Hi, I am trying to analyze a previously published study in qiita (Qiita) as part of a class. It appears to have six prep templates that make up the 1500 samples. I assume they must have added each sequencing lane/run as a prep template.
I am using the 150bp deblur feature tables (the ref-hit outputs). I am a little unclear about how to merge seqs.fa files in order to build a phylogenetic tree.
I would like to clarify some things based on this previous thread
Just to clarify, the reference-hit.seqs.fa files include all sequences, or is it just the representative set?
Put another way - In the command that Daniel suggests, am I inputing the reference-hit.seqs.fa that includes all sequences in the entire feature table (not just unique) and getting an output of rep seqs?
qiime tools import --input-path reference-hit.seqs.fa --output-path rep-seqs.qza --type FeatureData[Sequence].
My major question here is how do I make a single phylogenetic tree using the six reference-hit.seqs.fa files that I will download from the six prep template files on qiita?
indeed, Qiita stores each different processing as a separate “prep”. This can be either different sequencing run or different sequencing conditions (e.g. the use of different primers)
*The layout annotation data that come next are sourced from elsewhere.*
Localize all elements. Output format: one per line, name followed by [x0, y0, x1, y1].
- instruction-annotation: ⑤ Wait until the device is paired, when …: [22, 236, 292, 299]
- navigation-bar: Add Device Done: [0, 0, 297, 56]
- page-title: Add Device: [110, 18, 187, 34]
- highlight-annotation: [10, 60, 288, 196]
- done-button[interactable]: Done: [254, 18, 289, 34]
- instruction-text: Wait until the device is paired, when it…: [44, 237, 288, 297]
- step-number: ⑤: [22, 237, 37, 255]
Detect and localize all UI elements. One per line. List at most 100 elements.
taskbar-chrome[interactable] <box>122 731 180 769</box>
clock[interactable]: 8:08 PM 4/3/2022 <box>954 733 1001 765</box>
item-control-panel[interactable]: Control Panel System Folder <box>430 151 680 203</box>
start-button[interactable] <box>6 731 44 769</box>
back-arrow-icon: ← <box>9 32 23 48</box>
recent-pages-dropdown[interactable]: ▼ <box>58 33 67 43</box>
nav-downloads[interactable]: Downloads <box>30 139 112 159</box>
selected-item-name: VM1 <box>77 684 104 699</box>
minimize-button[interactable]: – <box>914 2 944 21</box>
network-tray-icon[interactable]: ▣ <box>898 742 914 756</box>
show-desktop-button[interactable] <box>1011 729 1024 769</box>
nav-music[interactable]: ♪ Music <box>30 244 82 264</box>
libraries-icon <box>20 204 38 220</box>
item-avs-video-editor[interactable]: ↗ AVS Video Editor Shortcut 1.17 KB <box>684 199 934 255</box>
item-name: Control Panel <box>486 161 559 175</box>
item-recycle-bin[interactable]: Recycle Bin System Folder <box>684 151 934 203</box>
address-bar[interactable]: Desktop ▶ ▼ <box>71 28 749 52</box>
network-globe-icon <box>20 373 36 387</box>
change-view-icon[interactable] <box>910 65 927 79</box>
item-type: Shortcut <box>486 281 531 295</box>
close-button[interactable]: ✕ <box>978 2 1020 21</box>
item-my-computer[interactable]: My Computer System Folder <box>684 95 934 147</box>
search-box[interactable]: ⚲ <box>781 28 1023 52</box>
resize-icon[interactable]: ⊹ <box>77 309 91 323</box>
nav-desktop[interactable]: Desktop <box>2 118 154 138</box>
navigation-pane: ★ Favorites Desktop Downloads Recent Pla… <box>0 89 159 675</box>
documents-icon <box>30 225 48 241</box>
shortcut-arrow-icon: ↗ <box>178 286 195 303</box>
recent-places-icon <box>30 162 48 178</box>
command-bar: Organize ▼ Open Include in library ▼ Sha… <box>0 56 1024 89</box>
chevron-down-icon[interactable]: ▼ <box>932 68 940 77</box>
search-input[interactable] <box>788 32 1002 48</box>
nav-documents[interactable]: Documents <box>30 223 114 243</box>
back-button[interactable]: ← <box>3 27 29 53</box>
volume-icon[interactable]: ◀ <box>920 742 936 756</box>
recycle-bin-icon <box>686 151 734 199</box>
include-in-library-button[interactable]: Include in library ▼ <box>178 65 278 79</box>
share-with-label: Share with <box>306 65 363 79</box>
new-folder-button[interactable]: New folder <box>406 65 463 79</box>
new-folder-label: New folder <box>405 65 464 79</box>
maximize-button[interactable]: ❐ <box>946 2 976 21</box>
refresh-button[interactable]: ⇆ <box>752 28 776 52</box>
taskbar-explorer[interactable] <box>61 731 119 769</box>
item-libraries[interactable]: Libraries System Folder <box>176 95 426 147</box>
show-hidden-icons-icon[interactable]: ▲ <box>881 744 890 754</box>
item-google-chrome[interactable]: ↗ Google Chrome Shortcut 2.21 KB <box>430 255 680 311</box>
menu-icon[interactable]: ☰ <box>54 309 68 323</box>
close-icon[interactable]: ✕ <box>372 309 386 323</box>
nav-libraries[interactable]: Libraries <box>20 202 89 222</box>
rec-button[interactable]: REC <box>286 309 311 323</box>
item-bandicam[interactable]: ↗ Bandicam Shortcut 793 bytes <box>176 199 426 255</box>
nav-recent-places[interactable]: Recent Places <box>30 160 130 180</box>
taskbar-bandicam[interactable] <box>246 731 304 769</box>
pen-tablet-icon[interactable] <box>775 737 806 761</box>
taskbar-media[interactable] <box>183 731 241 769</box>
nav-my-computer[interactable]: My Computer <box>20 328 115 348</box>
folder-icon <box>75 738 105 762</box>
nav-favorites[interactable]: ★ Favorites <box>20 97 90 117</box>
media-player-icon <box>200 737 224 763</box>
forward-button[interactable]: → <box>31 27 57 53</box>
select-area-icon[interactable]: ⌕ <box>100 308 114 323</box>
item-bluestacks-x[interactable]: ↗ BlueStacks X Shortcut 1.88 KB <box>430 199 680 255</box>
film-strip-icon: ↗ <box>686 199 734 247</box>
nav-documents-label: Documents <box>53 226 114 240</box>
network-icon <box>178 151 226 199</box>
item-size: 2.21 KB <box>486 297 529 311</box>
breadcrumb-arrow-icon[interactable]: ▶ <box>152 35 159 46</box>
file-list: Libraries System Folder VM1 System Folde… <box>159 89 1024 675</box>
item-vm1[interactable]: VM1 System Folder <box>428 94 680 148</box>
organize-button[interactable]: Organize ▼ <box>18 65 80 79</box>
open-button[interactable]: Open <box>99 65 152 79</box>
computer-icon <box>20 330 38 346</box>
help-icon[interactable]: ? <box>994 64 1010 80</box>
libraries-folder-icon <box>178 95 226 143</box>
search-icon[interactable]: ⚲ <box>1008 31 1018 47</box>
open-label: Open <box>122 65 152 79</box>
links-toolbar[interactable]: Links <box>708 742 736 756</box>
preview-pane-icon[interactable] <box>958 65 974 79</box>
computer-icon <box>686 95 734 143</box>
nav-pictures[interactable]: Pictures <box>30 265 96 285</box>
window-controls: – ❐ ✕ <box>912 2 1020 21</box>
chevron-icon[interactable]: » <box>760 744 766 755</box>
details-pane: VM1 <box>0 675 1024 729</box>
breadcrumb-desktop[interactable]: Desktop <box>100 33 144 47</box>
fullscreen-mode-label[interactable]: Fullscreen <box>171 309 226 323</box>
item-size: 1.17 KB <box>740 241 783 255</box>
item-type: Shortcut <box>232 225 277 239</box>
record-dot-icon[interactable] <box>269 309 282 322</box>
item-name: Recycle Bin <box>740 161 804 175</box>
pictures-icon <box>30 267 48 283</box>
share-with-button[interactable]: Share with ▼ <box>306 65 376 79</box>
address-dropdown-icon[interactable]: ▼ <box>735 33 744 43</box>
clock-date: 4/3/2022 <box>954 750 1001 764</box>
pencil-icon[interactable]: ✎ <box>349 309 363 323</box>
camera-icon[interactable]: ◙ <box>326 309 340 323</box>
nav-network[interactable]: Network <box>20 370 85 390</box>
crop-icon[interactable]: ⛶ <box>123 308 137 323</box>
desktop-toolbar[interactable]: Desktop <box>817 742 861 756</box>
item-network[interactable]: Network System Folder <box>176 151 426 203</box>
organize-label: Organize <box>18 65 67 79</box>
if you want to build your tree from reference-hit.seqs.fa files alone, a way to go would be to merge all of the fasta files together first
Just to complement @tomasz’s reply. Note that you can create a meta-analysis (combine all the bioms) and generate a single BIOM for all the studies, once you have that file, you can follow this example to get a phylogenetic tree: Importing deblur data from QIITA.